Just meh. Tired, cold, and frustrated with the cat constantly whining.
Hubby went back on the road yesterday morning at about 10am. I've spent the last two days playing Call Of Duty: Black Ops II and watching Dr. Who. My ex boss got in yesterday and went straight to bed. She said she'd talk to me today but I haven't heard from her. I'll send her a text tomorrow asking when she wants me to drop off her key. My husband's friend's girlfriend was supposed to stop by last night (she's driving from MI to FL) but she stopped early. I completely understand being tired and driving. I'm not mad. I'm just alone feeling.

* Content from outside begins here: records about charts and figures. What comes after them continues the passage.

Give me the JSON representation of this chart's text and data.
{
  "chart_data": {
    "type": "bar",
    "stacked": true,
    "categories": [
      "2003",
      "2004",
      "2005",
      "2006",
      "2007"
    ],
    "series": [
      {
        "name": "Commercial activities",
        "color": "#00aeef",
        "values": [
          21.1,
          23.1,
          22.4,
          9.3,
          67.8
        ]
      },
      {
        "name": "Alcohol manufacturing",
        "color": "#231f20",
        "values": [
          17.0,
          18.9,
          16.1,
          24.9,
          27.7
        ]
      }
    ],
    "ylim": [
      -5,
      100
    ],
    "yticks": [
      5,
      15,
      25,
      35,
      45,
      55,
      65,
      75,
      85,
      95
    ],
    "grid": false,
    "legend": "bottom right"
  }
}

I'm struggling with my weight again. I gained a LOT of weight when I moved into this house. I just can't seem to lose any of it. So now, I'm going to try and fast a little bit before thanksgiving. In the last two weeks I've dropped about 6 lbs. If I can keep this up, I'll be happy. I'm tired of not fitting into my clothes, I'm tired of always being out of energy, I'm tired of getting winded, and I'm tired of comparing myself to my father in law. I'm going to change this. Starting now.
Time for thankfulness
11.16 I am thankful for the ability to play video games and to be able to afford them.
11.17 I am thankful that my father has not started any drama in quite a while.
11.18 I am thankful for a week off school so I can gather myself before the end of the semester.
11.19 I am thankful for my husband's family that will be joining us on Thanksgiving at my father in laws house.
Sort of cynical at times. I'm trying to work on that. Technically I am thankful for all of that. Yeah. I should find something else to do. I know. Typing up more of my book. Manuscript is 106 pages, 35,787 words.